扶桑級 戦艦(50口径36cm砲3連装2基+連装2基10門→50口径36cm砲3連装4基12門)

 金剛級の純拡大型として建造された。当初は主砲塔連装6基12門案も存在したが、防御区画が過大になるという問題から将来的に3連装4基12門及び機関換装可能な設計とした、3連装2基+連装2基10門という変速配置にされた。しかし、1番艦「扶桑」竣工間際に生起したユトランド沖海戦に於いて、大落下角の砲弾に対する未知の不備が発見されたため直ぐ様改装に入る等、初期にはその戦力価値に於いて疑問符が付けられる事態に陥った。しかし八八艦隊計画が軌道に乗るまで、本級は第一次世界大戦に於いて欧州に没した香取級や筑波級の代艦としての戦力価値は高く、更に八八艦隊計画が莫大な財政負担から当初計画の半分を達成した後、既存艦艇と合わせて八八艦隊と成す様に計画を改められると、まだ艦齢の若い身空であるにも拘らず八八艦隊の予算で改装が決された。
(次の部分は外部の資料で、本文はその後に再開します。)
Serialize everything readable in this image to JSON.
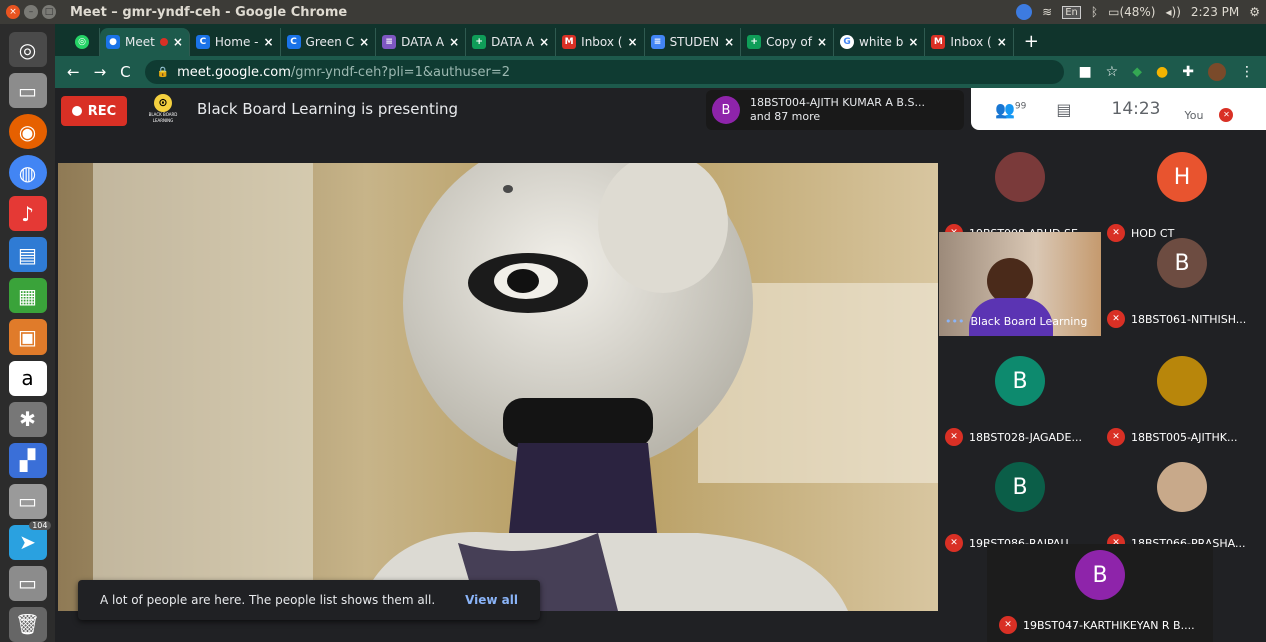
{
  "os": {
    "window_title": "Meet – gmr-yndf-ceh - Google Chrome",
    "tray": {
      "chrome_badge": "104",
      "lang": "En",
      "battery": "(48%)",
      "time": "2:23 PM"
    },
    "launcher_badge": "104"
  },
  "browser": {
    "tabs": [
      {
        "label": "Meet",
        "color": "#1a73e8",
        "glyph": "●",
        "active": true
      },
      {
        "label": "Home -",
        "color": "#1a73e8",
        "glyph": "C"
      },
      {
        "label": "Green C",
        "color": "#1a73e8",
        "glyph": "C"
      },
      {
        "label": "DATA A",
        "color": "#7e57c2",
        "glyph": "≡"
      },
      {
        "label": "DATA A",
        "color": "#0f9d58",
        "glyph": "+"
      },
      {
        "label": "Inbox (",
        "color": "#d93025",
        "glyph": "M"
      },
      {
        "label": "STUDEN",
        "color": "#4285f4",
        "glyph": "≡"
      },
      {
        "label": "Copy of",
        "color": "#0f9d58",
        "glyph": "+"
      },
      {
        "label": "white b",
        "color": "#ffffff",
        "glyph": "G"
      },
      {
        "label": "Inbox (",
        "color": "#d93025",
        "glyph": "M"
      }
    ],
    "url_host": "meet.google.com",
    "url_path": "/gmr-yndf-ceh?pli=1&authuser=2"
  },
  "meet": {
    "rec_label": "REC",
    "logo_text": "BLACK BOARD LEARNING",
    "presenting_text": "Black Board Learning is presenting",
    "joiner": {
      "initial": "B",
      "line1": "18BST004-AJITH KUMAR A B.S...",
      "line2": "and 87 more"
    },
    "panel": {
      "people_count": "99",
      "time": "14:23",
      "you_label": "You"
    },
    "toast": {
      "message": "A lot of people are here. The people list shows them all.",
      "action": "View all"
    },
    "participants": [
      {
        "name": "19BST008-ARUD SE...",
        "initial": "",
        "color": "#7a3a3a"
      },
      {
        "name": "HOD CT",
        "initial": "H",
        "color": "#e8542f"
      },
      {
        "name": "Black Board Learning",
        "initial": "",
        "color": "#6b3fa0",
        "video": true
      },
      {
        "name": "18BST061-NITHISH...",
        "initial": "B",
        "color": "#6d4c41"
      },
      {
        "name": "18BST028-JAGADE...",
        "initial": "B",
        "color": "#0d8a6e"
      },
      {
        "name": "18BST005-AJITHK...",
        "initial": "",
        "color": "#b8860b"
      },
      {
        "name": "19BST086-RAJPAU...",
        "initial": "B",
        "color": "#0b5e48"
      },
      {
        "name": "18BST066-PRASHA...",
        "initial": "",
        "color": "#c8a98a"
      },
      {
        "name": "19BST047-KARTHIKEYAN R B....",
        "initial": "B",
        "color": "#8e24aa"
      }
    ]
  }
}
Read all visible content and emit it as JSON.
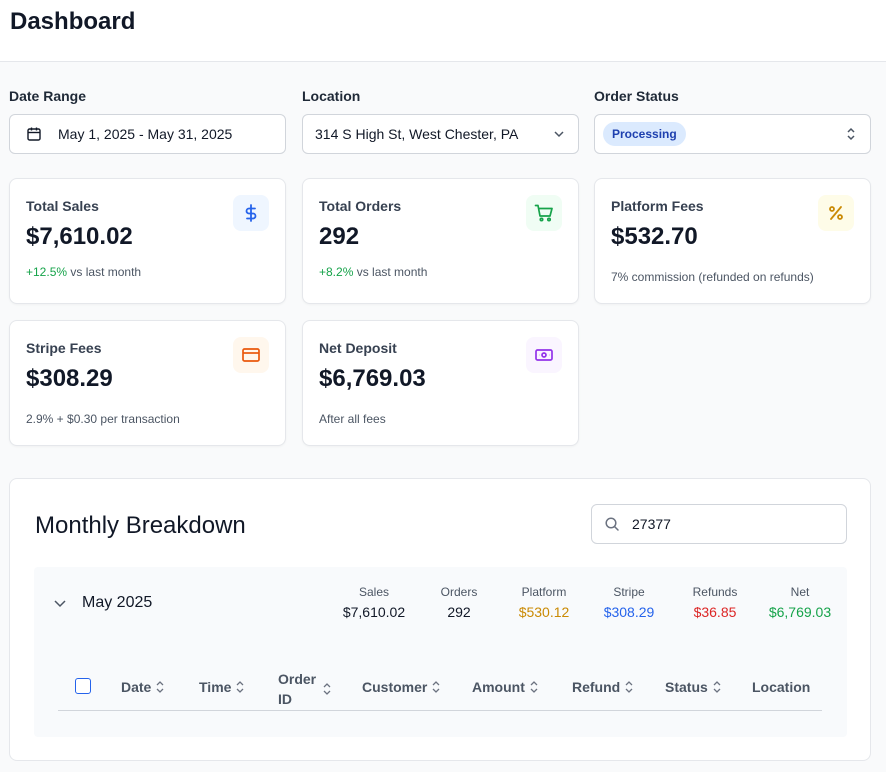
{
  "header": {
    "title": "Dashboard"
  },
  "filters": {
    "date_range": {
      "label": "Date Range",
      "value": "May 1, 2025 - May 31, 2025"
    },
    "location": {
      "label": "Location",
      "value": "314 S High St, West Chester, PA"
    },
    "order_status": {
      "label": "Order Status",
      "value": "Processing"
    }
  },
  "cards": [
    {
      "title": "Total Sales",
      "value": "$7,610.02",
      "change": "+12.5%",
      "sub": "vs last month",
      "icon": "dollar-icon",
      "accent": "#2563eb",
      "bg": "#eff6ff"
    },
    {
      "title": "Total Orders",
      "value": "292",
      "change": "+8.2%",
      "sub": "vs last month",
      "icon": "cart-icon",
      "accent": "#16a34a",
      "bg": "#f0fdf4"
    },
    {
      "title": "Platform Fees",
      "value": "$532.70",
      "sub": "7% commission (refunded on refunds)",
      "icon": "percent-icon",
      "accent": "#ca8a04",
      "bg": "#fefce8"
    },
    {
      "title": "Stripe Fees",
      "value": "$308.29",
      "sub": "2.9% + $0.30 per transaction",
      "icon": "credit-card-icon",
      "accent": "#ea580c",
      "bg": "#fff7ed"
    },
    {
      "title": "Net Deposit",
      "value": "$6,769.03",
      "sub": "After all fees",
      "icon": "banknote-icon",
      "accent": "#9333ea",
      "bg": "#faf5ff"
    }
  ],
  "breakdown": {
    "title": "Monthly Breakdown",
    "search_value": "27377",
    "month": {
      "name": "May 2025",
      "stats": [
        {
          "label": "Sales",
          "value": "$7,610.02",
          "color": "#111827"
        },
        {
          "label": "Orders",
          "value": "292",
          "color": "#111827"
        },
        {
          "label": "Platform",
          "value": "$530.12",
          "color": "#ca8a04"
        },
        {
          "label": "Stripe",
          "value": "$308.29",
          "color": "#2563eb"
        },
        {
          "label": "Refunds",
          "value": "$36.85",
          "color": "#dc2626"
        },
        {
          "label": "Net",
          "value": "$6,769.03",
          "color": "#16a34a"
        }
      ]
    },
    "columns": [
      "Date",
      "Time",
      "Order ID",
      "Customer",
      "Amount",
      "Refund",
      "Status",
      "Location"
    ]
  },
  "colors": {
    "positive": "#16a34a",
    "pill_bg": "#dbeafe",
    "pill_text": "#1e40af"
  }
}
第一次近代化改装で大落下角砲弾対応の装甲に改正され、第二次近代化改装に於いて伊勢級と同じ要目に揃えられ、自動装填装置を搭載し、量産効果を狙って大量発注された新型空母(翔鶴級)用の機関に換装され、傾斜装甲や装甲バルジを装着した。
 第二次世界大戦に於いては当初は南洋の哨戒任務に就いて居たが、日米開戦を受け住民の疎開に於ける護衛任務に従事。その後、レイテ沖海戦に於いてレイテ湾への殴り込みに成功。連合艦隊所属戦艦の総てが合同した飽和艦砲射撃を敢行し、米侵攻部隊を完全殲滅する。布哇沖海戦に於いて空襲により中破するも無事生き残り、対馬丸事件に於いて米国西海岸への報復攻撃に於いて艦砲射撃によって誘き出した米軍機を殲滅する航空撃滅戦を実施し攻撃が集中したため全艦中~大破。艦齢もあって後継艦も就役し、そのまま修理されること無く戦後廃艦される予定だったが、自存自衛と武装中立を国家目標に掲げる布哇王国支援のため、日布間の永世好意的中立条約締結に当っての友好の証として全艦譲渡された。
 その後、日米双方の都合により両国間の直接貿易や直接渡航が再開されず、済し崩し的に布哇王国を間に挟んだ中継貿易が活発化すると、国連本部が布哇王国へ移転して来た為、布哇王国は主力艦隊を常設国連軍に委譲。本級は設立後間もない常設国連軍の数少ない海上戦力として大切に扱われ、第一次中華事変や朝鮮戦争、東南亜細亜独立戦争に於ける武力介入に従事。艦齢が60に達しようとする北印戦争終結まで現役に置かれた後、遂に総ての任務を解かれて退役。東南・南亜細亜各国の独立記念艦として永久保存された。
  • 扶桑 - ふそう
  • 山城 - やましろ


伊勢級 戦艦(50口径36cm砲3連装4基12門)

 扶桑級の準同型艦として建造された。両者の違いは扶桑級を最初から3連装4基12門で建造したか否かの程度であり、扶桑級同様の大落下角砲弾に対応した防御を持たず就役当初から半ば旧式化してしまっていたが、八八艦隊の整備の遂行が総てに最優先されたため予算が付かず改装は断念されている。東京軍縮条約が締結されて訪れた海軍休日時代に於いても本級と同様の弱点を抱え、就役年数の長い金剛級と扶桑級の改装が優先されたため、就役時の性能のまま半ば放置された。しかし金剛級代艦の建造が満州事変やドイツ政変、沖縄事件の勃発等で緊迫化してくると東京軍縮条約(及びそれに追随するロンドン軍縮条約)の拘束力が自動消失し、手っ取り早く戦力向上が図られ本級もようやく第一次近代化改装が行われた。
 この第一次近代化改装に伴い要目上扶桑級と全く同じ性能となった本級は、艦種を扶桑級に再分類された。第二次世界大戦に於いては当初、日本近海の哨戒任務に就いており、日米開戦に於いてはその高速性を評価され空母機動部隊の直掩艦に就き、レイテ沖海戦に於いてレイテ湾への殴り込みに参加。飽和艦砲射撃により米侵攻部隊を殲滅の後、布哇沖海戦に従事。対馬丸事件に於いて米国西海岸への報復攻撃に参加し、航空撃滅戦に伴う空襲により中破する。以降の経歴は扶桑級に同じ。
  • 伊勢 - いせ
  • 日向 - ひゅうが


八八艦隊世代

長門級 戦艦(50口径41cm砲連装4基8門→50口径41cm砲3連装4基12門)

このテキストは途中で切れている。